Ogni anno, l’evento più atteso dai fanatici del Wrestling WWE è la cosiddetta Royal Rumble, un match in cui sul ring si sfidano contemporaneamente tutti i lottatori beniamini del pubblico. Cosa c’entra? Semplice, è la metafora migliore per raccontare Terminator Genisys, ultimo capitolo della saga che, nel lontano 1984, ha lanciato definitivamente “mister blockbuster” James Cameron. Un film in cui volano senza sosta proiettili e mazzate, e dove ritornano tutti assieme i Cyborg che hanno funestato in passato i sogni della povera Sarah Connor.
Con il precedente Terminator Salvation, il tentativo di dare nuova linfa alla serie è naufragato miseramente trascinando nel baratro anche la casa di produzione detentrice dei diritti. Riacquistati, Paramount e Skydance hanno deciso di far ripartire il tutto con un reboot di bassa qualità che, attraverso la reintroduzione dell’ormai usurato Arnold Schwarzenegger, riuscisse a riportare la gente in sala. Il buon Schwarzy ammicca alla cinepresa come non mai e riesce solo in parte a salvarsi, cercando di intenerire tutti al grido di «Sono vecchio, ma non obsoleto!».
Come avrete già intuito, gli sceneggiatori Laeta Kalogridis e Patrick Lussier non perdono molto tempo: oltre a uno strano gioco d’incastri temporali, il resto della storia che consegnano nelle mani di Alan Taylor, già regista di Thor: The Dark World, è un banalissimo iperconcentrato d’azione e adrenalina.
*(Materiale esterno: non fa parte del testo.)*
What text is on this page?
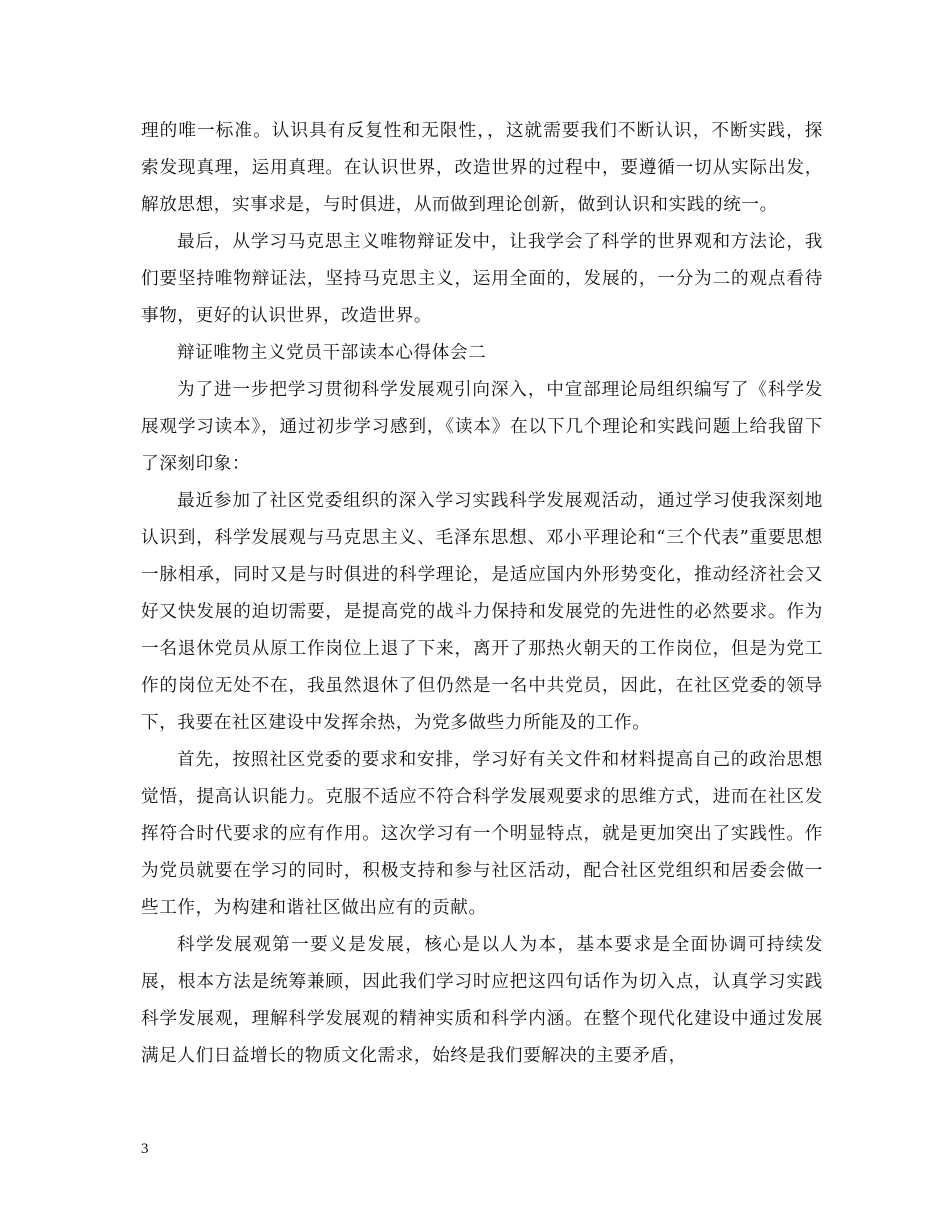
理的唯一标准。认识具有反复性和无限性，，这就需要我们不断认识，不断实践，探索发现真理，运用真理。在认识世界，改造世界的过程中，要遵循一切从实际出发，解放思想，实事求是，与时俱进，从而做到理论创新，做到认识和实践的统一。

最后，从学习马克思主义唯物辩证发中，让我学会了科学的世界观和方法论，我们要坚持唯物辩证法，坚持马克思主义，运用全面的，发展的，一分为二的观点看待事物，更好的认识世界，改造世界。

辩证唯物主义党员干部读本心得体会二

为了进一步把学习贯彻科学发展观引向深入，中宣部理论局组织编写了《科学发展观学习读本》，通过初步学习感到，《读本》在以下几个理论和实践问题上给我留下了深刻印象：

最近参加了社区党委组织的深入学习实践科学发展观活动，通过学习使我深刻地认识到，科学发展观与马克思主义、毛泽东思想、邓小平理论和“三个代表”重要思想一脉相承，同时又是与时俱进的科学理论，是适应国内外形势变化，推动经济社会又好又快发展的迫切需要，是提高党的战斗力保持和发展党的先进性的必然要求。作为一名退休党员从原工作岗位上退了下来，离开了那热火朝天的工作岗位，但是为党工作的岗位无处不在，我虽然退休了但仍然是一名中共党员，因此，在社区党委的领导下，我要在社区建设中发挥余热，为党多做些力所能及的工作。

首先，按照社区党委的要求和安排，学习好有关文件和材料提高自己的政治思想觉悟，提高认识能力。克服不适应不符合科学发展观要求的思维方式，进而在社区发挥符合时代要求的应有作用。这次学习有一个明显特点，就是更加突出了实践性。作为党员就要在学习的同时，积极支持和参与社区活动，配合社区党组织和居委会做一些工作，为构建和谐社区做出应有的贡献。

科学发展观第一要义是发展，核心是以人为本，基本要求是全面协调可持续发展，根本方法是统筹兼顾，因此我们学习时应把这四句话作为切入点，认真学习实践科学发展观，理解科学发展观的精神实质和科学内涵。在整个现代化建设中通过发展满足人们日益增长的物质文化需求，始终是我们要解决的主要矛盾，

3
Sicuramente non ci si annoia, seppur consapevoli di assistere a uno spettacolo già visto nonostante i nuovi innesti Jai Courtney e la bellissima Emilia Clarke (sì, proprio la Daenerys Targaryen di Game of Thrones).
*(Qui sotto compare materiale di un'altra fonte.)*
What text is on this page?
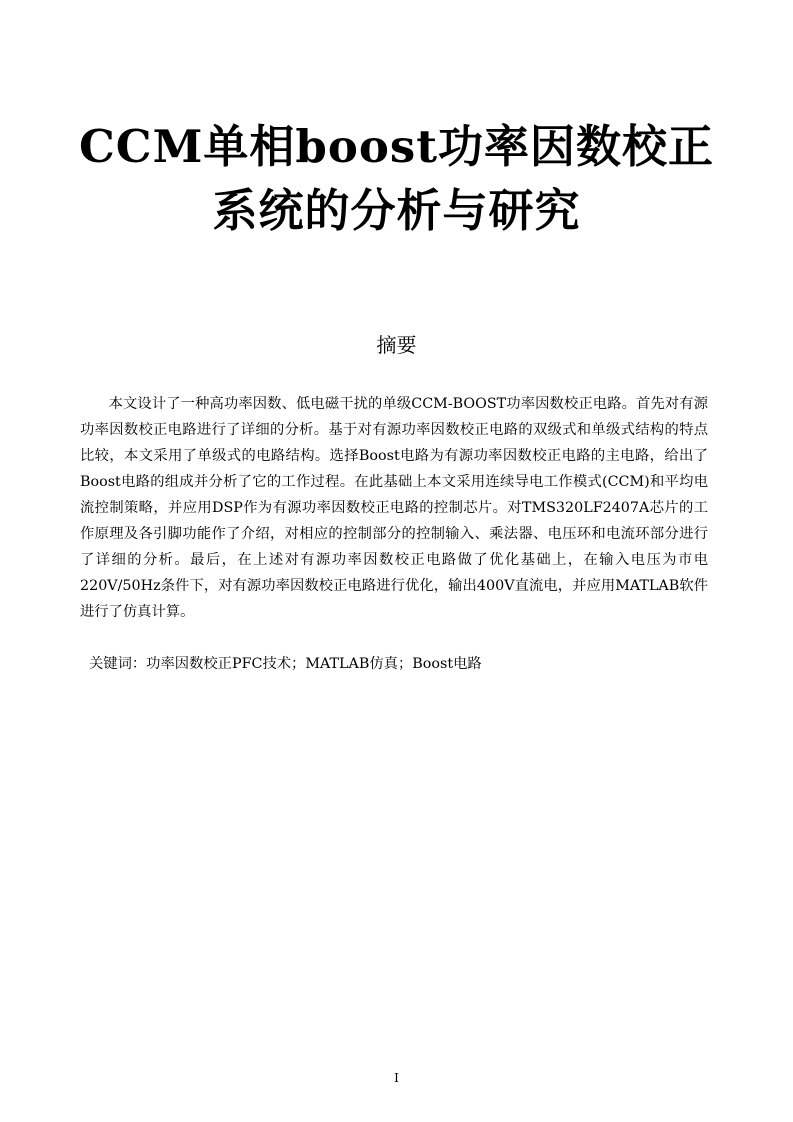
CCM单相boost功率因数校正
系统的分析与研究
摘要

本文设计了一种高功率因数、低电磁干扰的单级CCM-BOOST功率因数校正电路。首先对有源功率因数校正电路进行了详细的分析。基于对有源功率因数校正电路的双级式和单级式结构的特点比较，本文采用了单级式的电路结构。选择Boost电路为有源功率因数校正电路的主电路，给出了Boost电路的组成并分析了它的工作过程。在此基础上本文采用连续导电工作模式(CCM)和平均电流控制策略，并应用DSP作为有源功率因数校正电路的控制芯片。对TMS320LF2407A芯片的工作原理及各引脚功能作了介绍，对相应的控制部分的控制输入、乘法器、电压环和电流环部分进行了详细的分析。最后，在上述对有源功率因数校正电路做了优化基础上，在输入电压为市电220V/50Hz条件下，对有源功率因数校正电路进行优化，输出400V直流电，并应用MATLAB软件进行了仿真计算。

关键词：功率因数校正PFC技术；MATLAB仿真；Boost电路
I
Un cinema che cerca di fare della quantità un punto di forza, ma che probabilmente, con una natura così approssimativa, sarà dimenticato molto alla svelta. Infatti, dopo aver visto insieme sullo stesso ring l’iper palestrato T-800, il viscido T-1000 e il super moderno T-3000, ci si può solo augurare che questo match sia l’ultimo.